What is required before copying the running configuration to the startup configuration?

Exit global configuration mode

What command is used to save the running configuration on a router?

Router# copy run start

Which IP addresses are being denied access in the extended access list sample to the 172.21.0.0 network?

192.168.15.0 to 192.168.15.14

What is the first step in configuring an ACL on a router?

Enter global configuration mode

What must be done to remove an access list from an interface?
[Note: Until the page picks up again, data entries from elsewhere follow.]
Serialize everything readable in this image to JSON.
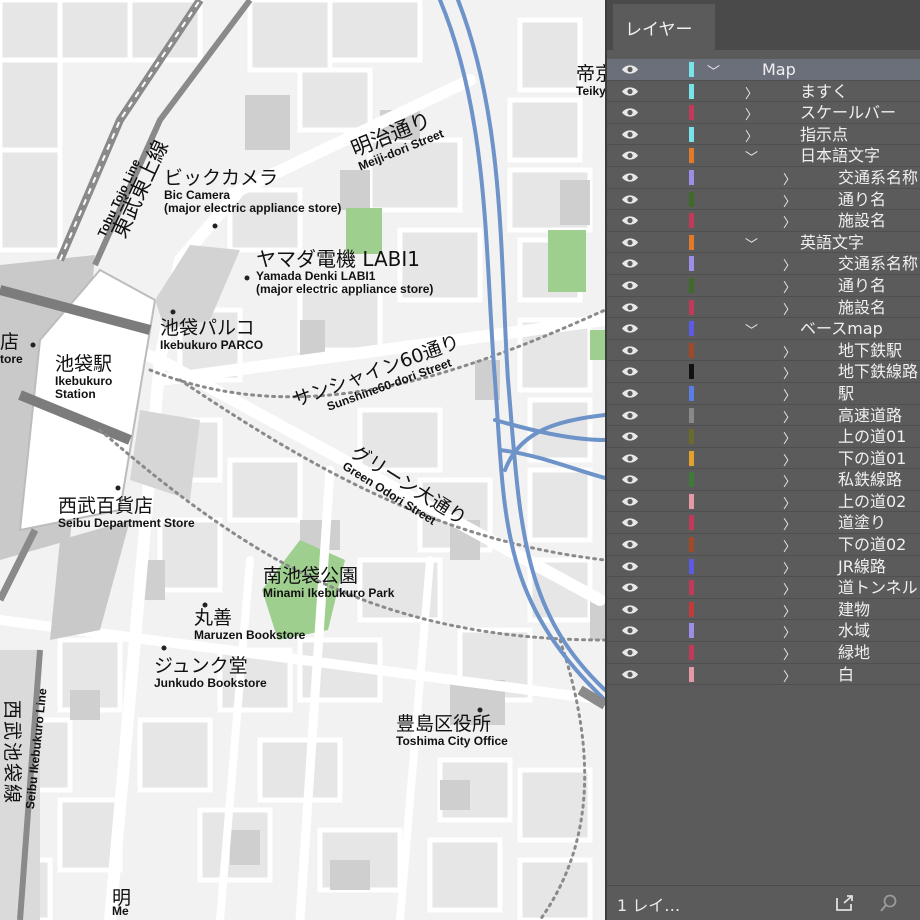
{
  "map": {
    "labels": [
      {
        "jp": "東武東上線",
        "en": "Tobu Tojo Line"
      },
      {
        "jp": "ビックカメラ",
        "en": "Bic Camera",
        "en2": "(major electric appliance store)"
      },
      {
        "jp": "明治通り",
        "en": "Meiji-dori Street"
      },
      {
        "jp": "ヤマダ電機 LABI1",
        "en": "Yamada Denki LABI1",
        "en2": "(major electric appliance store)"
      },
      {
        "jp": "池袋パルコ",
        "en": "Ikebukuro PARCO"
      },
      {
        "jp": "池袋駅",
        "en": "Ikebukuro",
        "en2": "Station"
      },
      {
        "jp": "サンシャイン60通り",
        "en": "Sunshine60-dori Street"
      },
      {
        "jp": "グリーン大通り",
        "en": "Green Odori Street"
      },
      {
        "jp": "西武百貨店",
        "en": "Seibu Department Store"
      },
      {
        "jp": "南池袋公園",
        "en": "Minami Ikebukuro Park"
      },
      {
        "jp": "丸善",
        "en": "Maruzen Bookstore"
      },
      {
        "jp": "ジュンク堂",
        "en": "Junkudo Bookstore"
      },
      {
        "jp": "豊島区役所",
        "en": "Toshima City Office"
      },
      {
        "jp": "西武池袋線",
        "en": "Seibu Ikebukuro Line"
      },
      {
        "jp": "帝京",
        "en": "Teiky"
      },
      {
        "jp": "店",
        "en": "tore"
      },
      {
        "jp": "明",
        "en": "Me"
      }
    ]
  },
  "panel": {
    "tab_label": "レイヤー",
    "footer_label": "1 レイ…",
    "layers": [
      {
        "name": "Map",
        "color": "#79e3ea",
        "depth": 0,
        "expanded": true,
        "selected": true
      },
      {
        "name": "ますく",
        "color": "#79e3ea",
        "depth": 1,
        "expanded": false
      },
      {
        "name": "スケールバー",
        "color": "#c23a5a",
        "depth": 1,
        "expanded": false
      },
      {
        "name": "指示点",
        "color": "#79e3ea",
        "depth": 1,
        "expanded": false
      },
      {
        "name": "日本語文字",
        "color": "#e37a2a",
        "depth": 1,
        "expanded": true
      },
      {
        "name": "交通系名称",
        "color": "#9b8ee6",
        "depth": 2,
        "expanded": false
      },
      {
        "name": "通り名",
        "color": "#3f6a2a",
        "depth": 2,
        "expanded": false
      },
      {
        "name": "施設名",
        "color": "#c23a5a",
        "depth": 2,
        "expanded": false
      },
      {
        "name": "英語文字",
        "color": "#e37a2a",
        "depth": 1,
        "expanded": true
      },
      {
        "name": "交通系名称",
        "color": "#9b8ee6",
        "depth": 2,
        "expanded": false
      },
      {
        "name": "通り名",
        "color": "#3f6a2a",
        "depth": 2,
        "expanded": false
      },
      {
        "name": "施設名",
        "color": "#c23a5a",
        "depth": 2,
        "expanded": false
      },
      {
        "name": "ベースmap",
        "color": "#5b5be6",
        "depth": 1,
        "expanded": true
      },
      {
        "name": "地下鉄駅",
        "color": "#a04a2a",
        "depth": 2,
        "expanded": false
      },
      {
        "name": "地下鉄線路",
        "color": "#111111",
        "depth": 2,
        "expanded": false
      },
      {
        "name": "駅",
        "color": "#5b7ee6",
        "depth": 2,
        "expanded": false
      },
      {
        "name": "高速道路",
        "color": "#888888",
        "depth": 2,
        "expanded": false
      },
      {
        "name": "上の道01",
        "color": "#6a6a2a",
        "depth": 2,
        "expanded": false
      },
      {
        "name": "下の道01",
        "color": "#e3a02a",
        "depth": 2,
        "expanded": false
      },
      {
        "name": "私鉄線路",
        "color": "#3f7a3a",
        "depth": 2,
        "expanded": false
      },
      {
        "name": "上の道02",
        "color": "#e39aa6",
        "depth": 2,
        "expanded": false
      },
      {
        "name": "道塗り",
        "color": "#c23a5a",
        "depth": 2,
        "expanded": false
      },
      {
        "name": "下の道02",
        "color": "#a04a2a",
        "depth": 2,
        "expanded": false
      },
      {
        "name": "JR線路",
        "color": "#5b5be6",
        "depth": 2,
        "expanded": false
      },
      {
        "name": "道トンネル",
        "color": "#c23a5a",
        "depth": 2,
        "expanded": false
      },
      {
        "name": "建物",
        "color": "#c23a3a",
        "depth": 2,
        "expanded": false
      },
      {
        "name": "水域",
        "color": "#9b8ee6",
        "depth": 2,
        "expanded": false
      },
      {
        "name": "緑地",
        "color": "#c23a5a",
        "depth": 2,
        "expanded": false
      },
      {
        "name": "白",
        "color": "#e39aa6",
        "depth": 2,
        "expanded": false
      }
    ]
  }
}
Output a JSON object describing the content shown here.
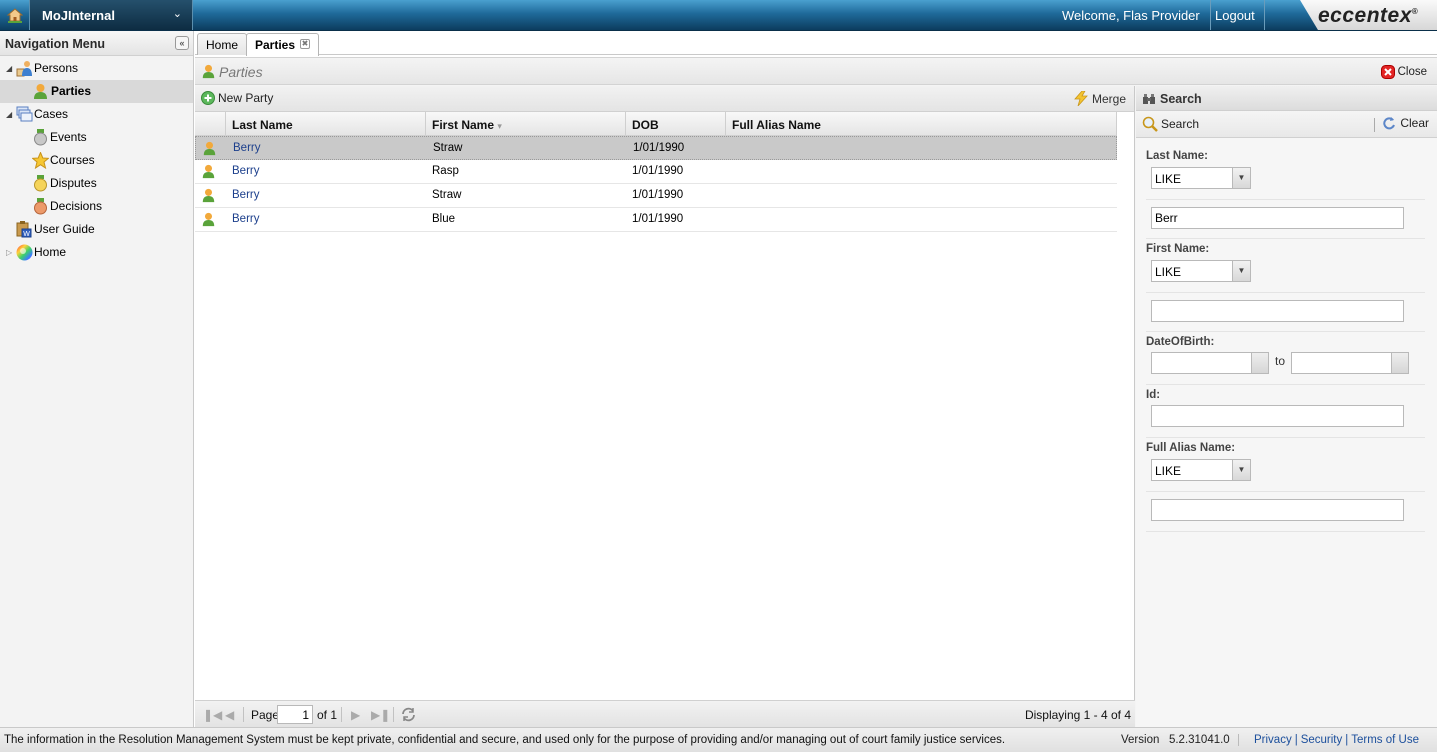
{
  "topbar": {
    "app_name": "MoJInternal",
    "welcome": "Welcome, Flas Provider",
    "logout": "Logout",
    "brand": "eccentex",
    "brand_mark": "®"
  },
  "nav": {
    "title": "Navigation Menu",
    "collapse_glyph": "«",
    "items": [
      {
        "label": "Persons",
        "icon": "persons-icon"
      },
      {
        "label": "Parties",
        "icon": "person-icon",
        "selected": true
      },
      {
        "label": "Cases",
        "icon": "cases-icon"
      },
      {
        "label": "Events",
        "icon": "gray-medal-icon"
      },
      {
        "label": "Courses",
        "icon": "star-icon"
      },
      {
        "label": "Disputes",
        "icon": "yellow-medal-icon"
      },
      {
        "label": "Decisions",
        "icon": "orange-medal-icon"
      },
      {
        "label": "User Guide",
        "icon": "user-guide-icon"
      },
      {
        "label": "Home",
        "icon": "color-wheel-icon"
      }
    ]
  },
  "tabs": [
    {
      "label": "Home"
    },
    {
      "label": "Parties",
      "active": true
    }
  ],
  "panel": {
    "title": "Parties",
    "close_label": "Close"
  },
  "grid": {
    "new_label": "New Party",
    "merge_label": "Merge",
    "columns": [
      "Last Name",
      "First Name",
      "DOB",
      "Full Alias Name"
    ],
    "sort_indicator": "▾",
    "rows": [
      {
        "last": "Berry",
        "first": "Straw",
        "dob": "1/01/1990",
        "alias": "",
        "selected": true
      },
      {
        "last": "Berry",
        "first": "Rasp",
        "dob": "1/01/1990",
        "alias": ""
      },
      {
        "last": "Berry",
        "first": "Straw",
        "dob": "1/01/1990",
        "alias": ""
      },
      {
        "last": "Berry",
        "first": "Blue",
        "dob": "1/01/1990",
        "alias": ""
      }
    ]
  },
  "pager": {
    "page_label": "Page",
    "page_value": "1",
    "of_label": "of 1",
    "displaying": "Displaying 1 - 4 of 4"
  },
  "search": {
    "title": "Search",
    "search_label": "Search",
    "clear_label": "Clear",
    "last_name_label": "Last Name:",
    "last_name_op": "LIKE",
    "last_name_value": "Berr",
    "first_name_label": "First Name:",
    "first_name_op": "LIKE",
    "first_name_value": "",
    "dob_label": "DateOfBirth:",
    "dob_to": "to",
    "dob_from_value": "",
    "dob_to_value": "",
    "id_label": "Id:",
    "id_value": "",
    "alias_label": "Full Alias Name:",
    "alias_op": "LIKE",
    "alias_value": ""
  },
  "footer": {
    "disclaimer": "The information in the Resolution Management System must be kept private, confidential and secure, and used only for the purpose of providing and/or managing out of court family justice services.",
    "version_label": "Version",
    "version": "5.2.31041.0",
    "links": [
      "Privacy",
      "Security",
      "Terms of Use"
    ]
  },
  "colors": {
    "topbar": "#1f6a9a",
    "link": "#1c3f8c",
    "selected_row": "#c9c9c9"
  }
}
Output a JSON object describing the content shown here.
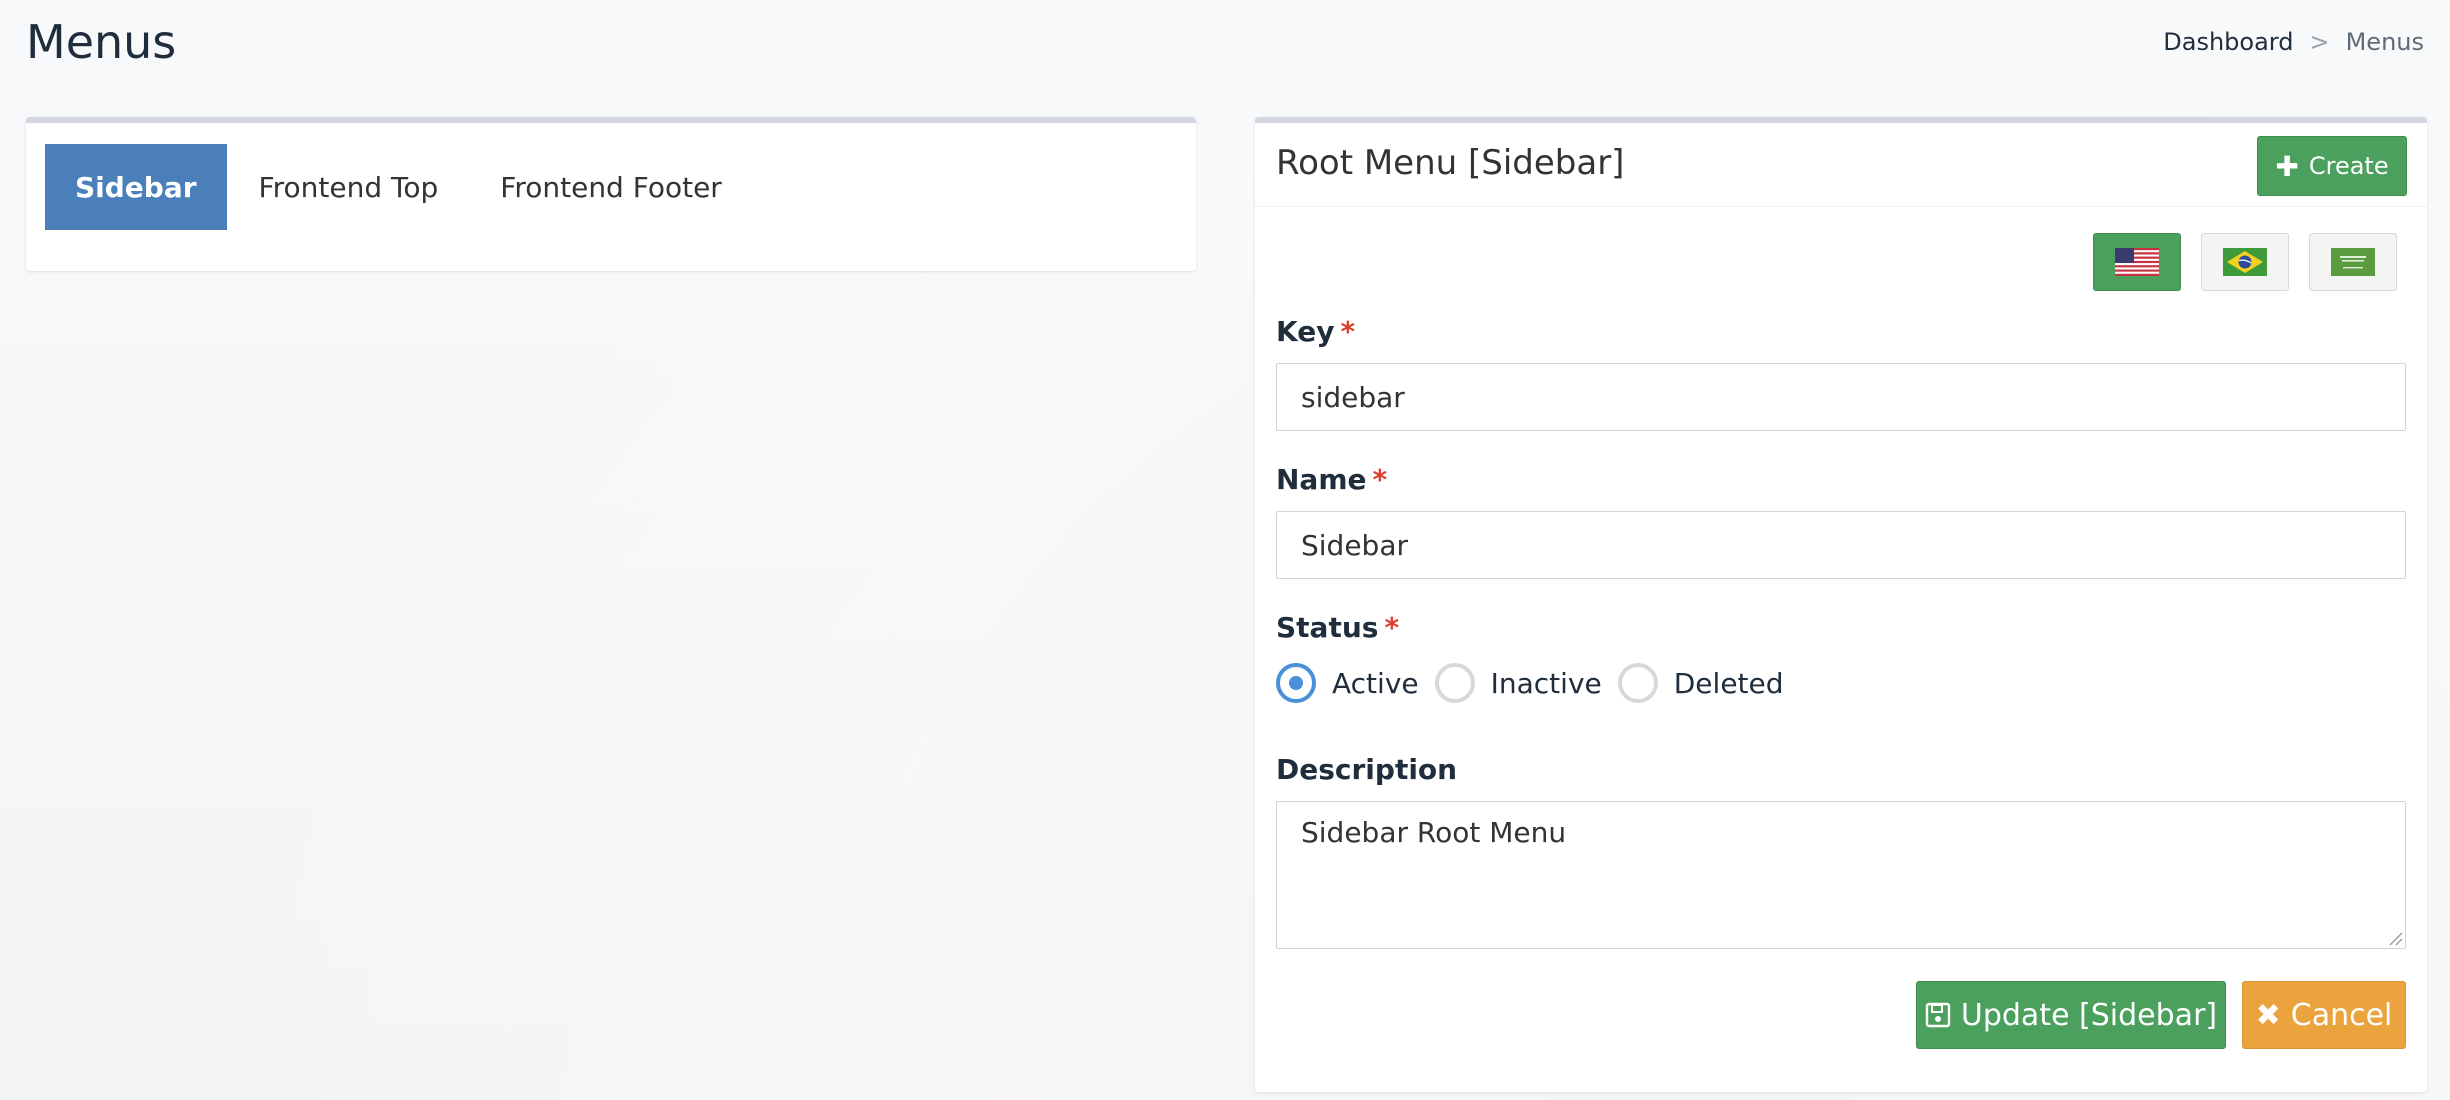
{
  "page": {
    "title": "Menus",
    "breadcrumb": {
      "home": "Dashboard",
      "separator": ">",
      "current": "Menus"
    }
  },
  "tabs": [
    {
      "label": "Sidebar",
      "active": true
    },
    {
      "label": "Frontend Top",
      "active": false
    },
    {
      "label": "Frontend Footer",
      "active": false
    }
  ],
  "form": {
    "title": "Root Menu [Sidebar]",
    "create_label": "Create",
    "languages": [
      {
        "icon": "us-flag-icon",
        "active": true
      },
      {
        "icon": "br-flag-icon",
        "active": false
      },
      {
        "icon": "sa-flag-icon",
        "active": false
      }
    ],
    "key": {
      "label": "Key",
      "required": "*",
      "value": "sidebar"
    },
    "name": {
      "label": "Name",
      "required": "*",
      "value": "Sidebar"
    },
    "status": {
      "label": "Status",
      "required": "*",
      "options": [
        "Active",
        "Inactive",
        "Deleted"
      ],
      "selected": "Active"
    },
    "description": {
      "label": "Description",
      "value": "Sidebar Root Menu"
    },
    "update_label": "Update [Sidebar]",
    "cancel_label": "Cancel"
  },
  "colors": {
    "tab_active": "#4a7fba",
    "success": "#4aa05c",
    "warning": "#eba33d",
    "required": "#dd3f2d",
    "radio_checked": "#4a90d9"
  }
}
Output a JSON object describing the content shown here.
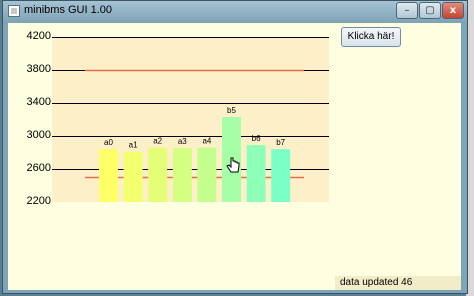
{
  "window": {
    "title": "minibms GUI 1.00"
  },
  "controls": {
    "minimize": "–",
    "maximize": "▢",
    "close": "x"
  },
  "button": {
    "label": "Klicka här!"
  },
  "status": {
    "text": "data updated 46"
  },
  "chart_data": {
    "type": "bar",
    "categories": [
      "a0",
      "a1",
      "a2",
      "a3",
      "a4",
      "b5",
      "b6",
      "b7"
    ],
    "values": [
      2840,
      2810,
      2860,
      2855,
      2860,
      3230,
      2890,
      2840
    ],
    "title": "",
    "xlabel": "",
    "ylabel": "",
    "ylim": [
      2200,
      4200
    ],
    "yticks": [
      4200,
      3800,
      3400,
      3000,
      2600,
      2200
    ],
    "reference_lines": [
      3800,
      2500
    ],
    "grid": true,
    "colors": [
      "#ffff66",
      "#f4ff6e",
      "#e4ff76",
      "#d4ff82",
      "#c4ff8e",
      "#a4ffa6",
      "#8effb8",
      "#7affc6"
    ],
    "reference_color": "#e07050"
  }
}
Use the 'no ip access-group' command

Study Notes

Standard ACL Statements

• Standard ACLs use numbers ranging from 1 to 99.
• Commands include permit or deny, and they apply to source addresses only.
• Example: access-list 1 permit 192.168.90.36 0.0.0.0 allows the specified IP.
• Wildcard mask 0.0.0.0 indicates a match for the exact source address.
• access-list 78 deny host 192.168.90.36 log blocks a specific host and logs each matching packet.

Extended ACL Statements

• Extended ACLs range from 100 to 199.
• Includes protocols like TCP, UDP, ICMP, and IP, allowing for fine-grained traffic control.
• Source and destination addresses can be specified with wildcard masks.
• Example: access-list 125 permit ip 192.168.90.36 0.0.0.0 192.175.63.12 0.0.0.0 permits IP traffic from one specific IP to another.
• Log entries are optional, indicating the traffic affected by the ACL statements.

ACL Configuration Steps

• Enter configuration mode with Router# configure terminal.
• Define the ACL with the appropriate commands.
• Assign the ACL to an interface with ip access-group followed by specifying inbound or outbound direction.
• Save the configuration with Router# copy run start.

Example ACL Problems

• Block devices from one network accessing specific other hosts using extended ACLs.
• For instance, deny network 172.20.70.0 from receiving data from a specified IP and control traffic from another specified range.
• Named ACLs, such as “Media_Center,” can be created to manage specific address ranges and deny all other traffic.

Address Ranges in ACLs

• ACLs can deny or permit ranges of addresses effectively.
• Blocking a range impacts multiple devices on specified networks.
• Specific implementations may vary based on network requirements with multiple formats for statements.

Description

Explore the components and syntax of a standard Access Control List (ACL) statement. This quiz will guide you through the elements including permit/deny actions, wildcard masks, and access-list numbering. Perfect for those looking to deepen their understanding of network security.